According to the News on May 7, 2017, DPCA said that considering the extremely strong uncertainty this year and the economic situation, industry competition and other reasons, the company's Chinese and French shareholders will suspend the "two rooms and one hall" joint venture strategic adjustment plan that was previously rumored in the industry, and instead focus on improving brand reputation and sales, and then consider the joint venture adjustment in the future.
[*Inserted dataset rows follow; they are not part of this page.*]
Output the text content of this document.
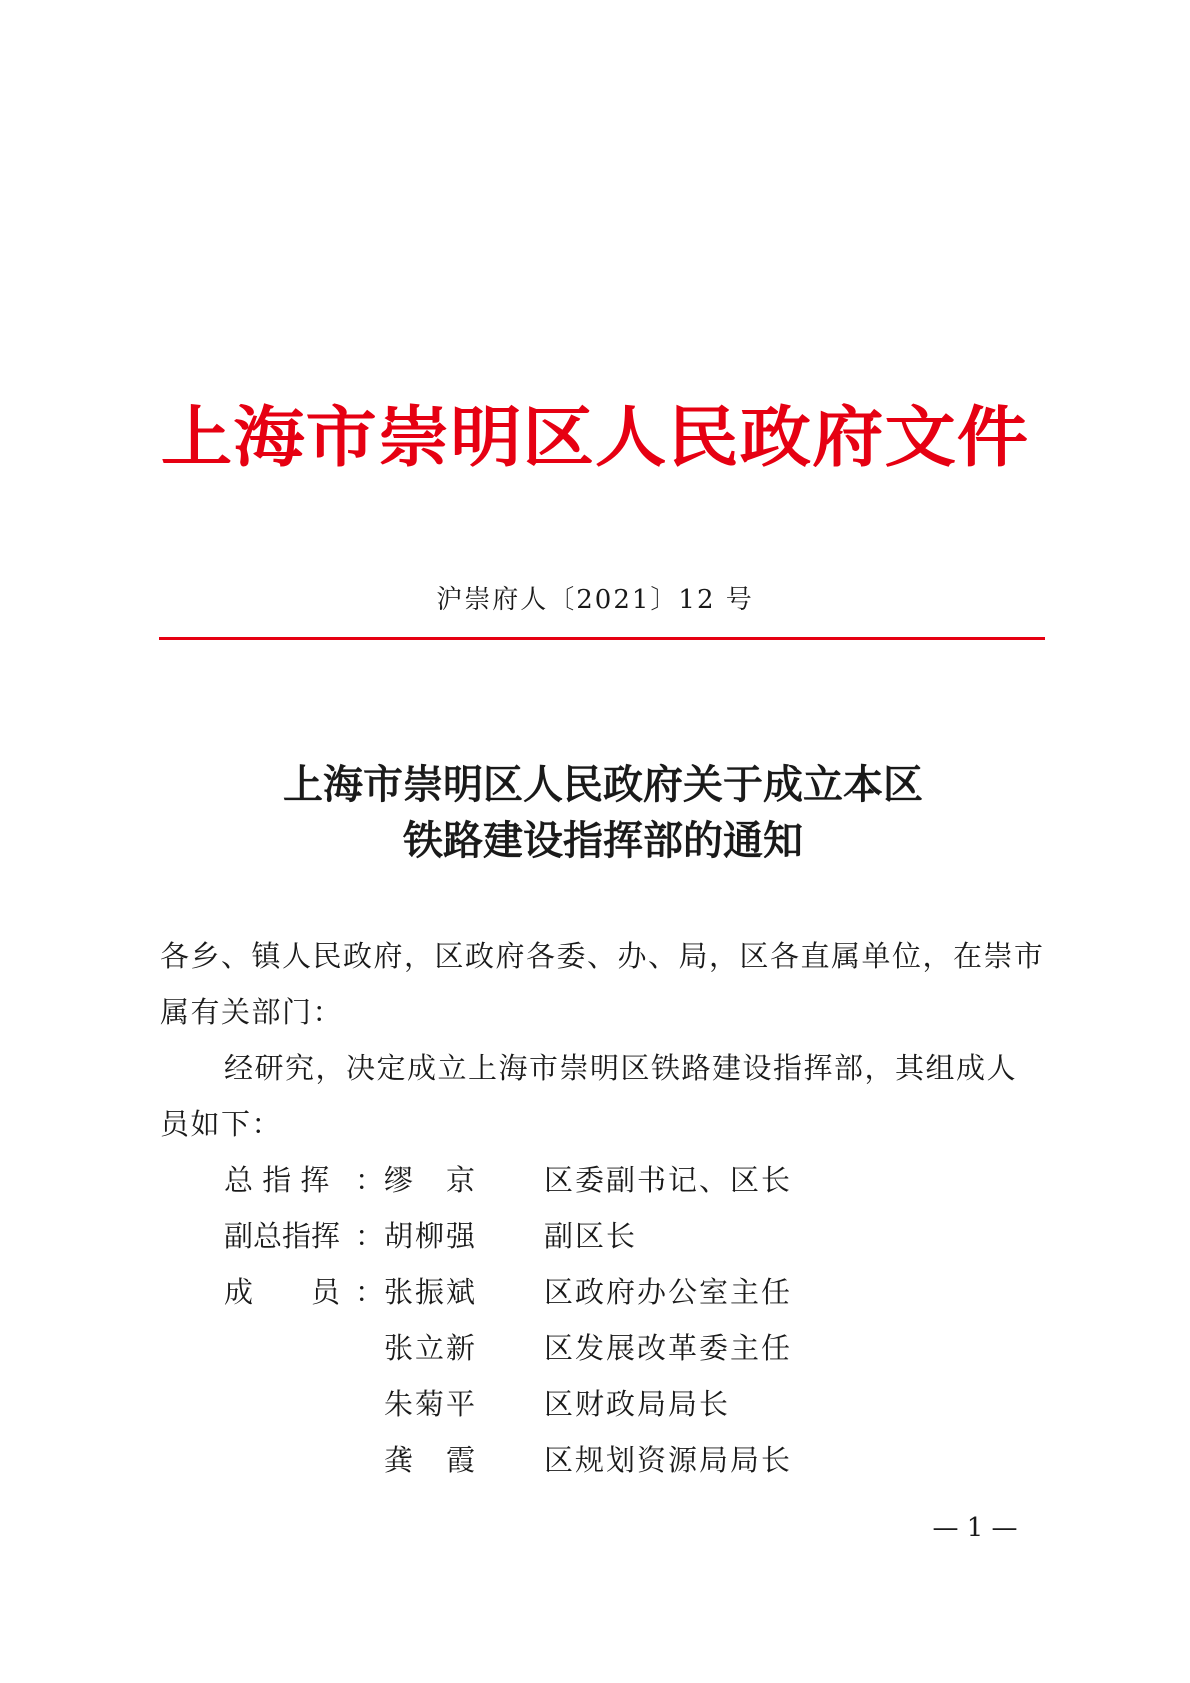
上海市崇明区人民政府文件
沪崇府人〔2021〕12 号
上海市崇明区人民政府关于成立本区
铁路建设指挥部的通知
各乡、镇人民政府，区政府各委、办、局，区各直属单位，在崇市属有关部门：
经研究，决定成立上海市崇明区铁路建设指挥部，其组成人员如下：
总 指 挥 ： 缪　京	区委副书记、区长
副总指挥 ： 胡柳强	副区长
成　　员 ： 张振斌	区政府办公室主任
张立新	区发展改革委主任
朱菊平	区财政局局长
龚　霞	区规划资源局局长
— 1 —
The so-called "two rooms and one hall" plan means that under the premise that the equity of DPCA remains unchanged at 50:50, the shareholders of China and France, namely Dongfeng Group and Stallantis Group, will respectively lead the two major brands of Citroën and Peugeot, give full play to their respective advantages and characteristics, and share public resources and fields including commodity planning, technology, quality, and industrial production, and promote the development of dual brands through internal competition.

DPCA will adjust its joint venture strategy to suspend the "two rooms and one hall" plan

(Source: DPCA official website)

In response to this news, the relevant person in charge of Stellantis Group, a French shareholder of DPCA, responded to the media that it would not comment, and the Chinese shareholder Dongfeng Group did not publicly respond to this.

According to public information, DPCA Automobile Co., Ltd. was established in May 1992 as a joint venture between Dongfeng Motor Group Co., Ltd. and the French PSA Group, with each party accounting for 50% of the shares, with a registered capital of 7 billion yuan. With the completion of the merger of PSA Group and FCA Group in January 2021, Stellantis Group, the world's fourth largest automotive group, became a foreign shareholder of DPCA.

With the rapid growth of China's automobile market, DPCA has developed rapidly since entering China, and reached a sales record of 710,000 vehicles in 2015. However, since 2016, the market competition has intensified, DPCA has lagged behind, and the localization of product introduction and brand marketing has not been adapted enough, gradually turning from prosperity to decline, and sales have fallen off a cliff. From 2016 to 2019, the company's sales volume fell by 15.2%, 36.85%, 32.89% and 55.17% respectively. During this period, DPCA successively released a number of internal reform and revival plans such as the medium-term business "5A Plan", "Return to the Track" Strategy, and "Yuan" Plan, and frequent personnel adjustments, but with little effect. In 2020, when the new crown pneumonia epidemic hit, Wuhan-based DPCA was severely impacted, and its annual sales fell further by 55.74% to 50,300 units, falling into a trough.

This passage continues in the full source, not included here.